Received 25 August 2011; Accepted 17 November 2011

Academic Editor: Fengyu Song

Copyright © 2011 Hiroyuki Mizoguchi et al. This is an open access article distributed under the Creative Commons Attribution License, which permits unrestricted use, distribution, and reproduction in any medium, provided the original work is properly cited.


Matrix metalloproteinases (MMPs) and tissue inhibitors of metalloproteinases (TIMPs) remodel the pericellular environment by regulating the cleavage of extracellular matrix proteins, cell surface components, neurotransmitter receptors, and growth factors that mediate cell adhesion, synaptogenesis, synaptic plasticity, and long-term potentiation.

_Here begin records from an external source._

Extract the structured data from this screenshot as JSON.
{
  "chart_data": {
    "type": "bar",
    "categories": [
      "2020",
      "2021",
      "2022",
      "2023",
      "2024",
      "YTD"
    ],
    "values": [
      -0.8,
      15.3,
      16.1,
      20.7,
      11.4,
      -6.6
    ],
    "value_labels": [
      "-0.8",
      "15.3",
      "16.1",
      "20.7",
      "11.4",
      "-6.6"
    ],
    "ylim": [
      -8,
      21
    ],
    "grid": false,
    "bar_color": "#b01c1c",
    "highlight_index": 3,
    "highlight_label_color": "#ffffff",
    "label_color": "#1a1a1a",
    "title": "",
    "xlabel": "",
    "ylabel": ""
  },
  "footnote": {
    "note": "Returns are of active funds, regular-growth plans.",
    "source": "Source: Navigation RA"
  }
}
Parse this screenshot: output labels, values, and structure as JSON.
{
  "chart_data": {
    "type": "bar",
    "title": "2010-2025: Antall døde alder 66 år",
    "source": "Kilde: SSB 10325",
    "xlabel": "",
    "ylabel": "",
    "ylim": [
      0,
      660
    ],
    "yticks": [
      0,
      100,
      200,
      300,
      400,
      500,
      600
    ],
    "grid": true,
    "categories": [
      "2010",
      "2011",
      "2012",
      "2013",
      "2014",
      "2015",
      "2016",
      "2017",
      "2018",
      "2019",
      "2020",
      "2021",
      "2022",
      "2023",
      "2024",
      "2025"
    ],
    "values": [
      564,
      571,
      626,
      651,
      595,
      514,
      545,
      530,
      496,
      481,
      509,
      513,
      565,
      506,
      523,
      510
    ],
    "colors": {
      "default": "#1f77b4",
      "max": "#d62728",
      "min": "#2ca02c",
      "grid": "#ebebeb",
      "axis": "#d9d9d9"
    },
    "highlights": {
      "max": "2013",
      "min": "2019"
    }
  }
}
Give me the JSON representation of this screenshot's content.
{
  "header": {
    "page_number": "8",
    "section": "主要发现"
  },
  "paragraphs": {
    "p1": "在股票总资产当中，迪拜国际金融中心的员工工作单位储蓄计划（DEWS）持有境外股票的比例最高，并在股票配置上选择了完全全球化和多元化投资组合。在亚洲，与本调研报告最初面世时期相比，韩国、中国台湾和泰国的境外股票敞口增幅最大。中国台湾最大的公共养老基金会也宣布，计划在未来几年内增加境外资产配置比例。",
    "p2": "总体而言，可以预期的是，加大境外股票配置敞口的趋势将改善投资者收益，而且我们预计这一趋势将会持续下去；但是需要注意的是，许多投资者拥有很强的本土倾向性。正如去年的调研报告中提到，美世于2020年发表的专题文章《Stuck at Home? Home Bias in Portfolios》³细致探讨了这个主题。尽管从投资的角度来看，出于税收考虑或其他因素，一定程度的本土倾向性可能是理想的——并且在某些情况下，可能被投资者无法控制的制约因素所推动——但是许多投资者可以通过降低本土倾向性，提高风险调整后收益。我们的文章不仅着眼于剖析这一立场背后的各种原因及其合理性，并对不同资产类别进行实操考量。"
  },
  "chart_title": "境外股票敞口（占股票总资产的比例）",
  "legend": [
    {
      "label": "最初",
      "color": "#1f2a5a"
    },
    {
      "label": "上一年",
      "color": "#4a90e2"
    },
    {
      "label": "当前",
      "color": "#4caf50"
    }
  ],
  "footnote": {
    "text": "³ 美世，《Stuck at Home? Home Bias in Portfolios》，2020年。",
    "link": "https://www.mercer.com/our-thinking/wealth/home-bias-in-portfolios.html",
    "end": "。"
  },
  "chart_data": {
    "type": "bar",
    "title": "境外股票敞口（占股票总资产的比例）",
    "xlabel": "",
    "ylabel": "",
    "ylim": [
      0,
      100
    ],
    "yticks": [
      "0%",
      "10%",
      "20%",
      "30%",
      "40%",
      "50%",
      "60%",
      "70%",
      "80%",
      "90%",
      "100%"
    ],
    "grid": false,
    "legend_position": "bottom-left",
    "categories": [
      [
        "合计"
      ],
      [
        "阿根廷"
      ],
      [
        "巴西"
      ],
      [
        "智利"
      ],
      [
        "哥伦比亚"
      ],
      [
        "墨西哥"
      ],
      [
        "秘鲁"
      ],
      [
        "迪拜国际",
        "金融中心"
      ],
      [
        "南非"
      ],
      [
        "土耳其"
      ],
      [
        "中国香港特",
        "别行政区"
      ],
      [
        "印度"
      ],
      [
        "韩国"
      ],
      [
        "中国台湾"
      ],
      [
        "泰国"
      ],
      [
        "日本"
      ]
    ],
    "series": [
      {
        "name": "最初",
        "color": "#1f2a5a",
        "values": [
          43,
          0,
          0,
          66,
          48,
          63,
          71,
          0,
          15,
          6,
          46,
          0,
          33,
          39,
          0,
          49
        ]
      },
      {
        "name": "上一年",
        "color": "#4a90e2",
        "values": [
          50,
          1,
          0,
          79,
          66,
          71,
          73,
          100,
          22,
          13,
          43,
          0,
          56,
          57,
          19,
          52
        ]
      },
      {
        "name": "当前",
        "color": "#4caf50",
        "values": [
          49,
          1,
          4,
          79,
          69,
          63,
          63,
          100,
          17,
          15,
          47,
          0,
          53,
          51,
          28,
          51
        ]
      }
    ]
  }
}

Interestingly, increased MMP activity and dysregulation of the balance between MMPs and TIMPs have also been implicated in various pathologic conditions. In this paper, we discuss various animal models that suggest that the activation of the gelatinases MMP-2 and MMP-9 is involved in pathogenesis of drug dependence, Alzheimer's disease, and epilepsy.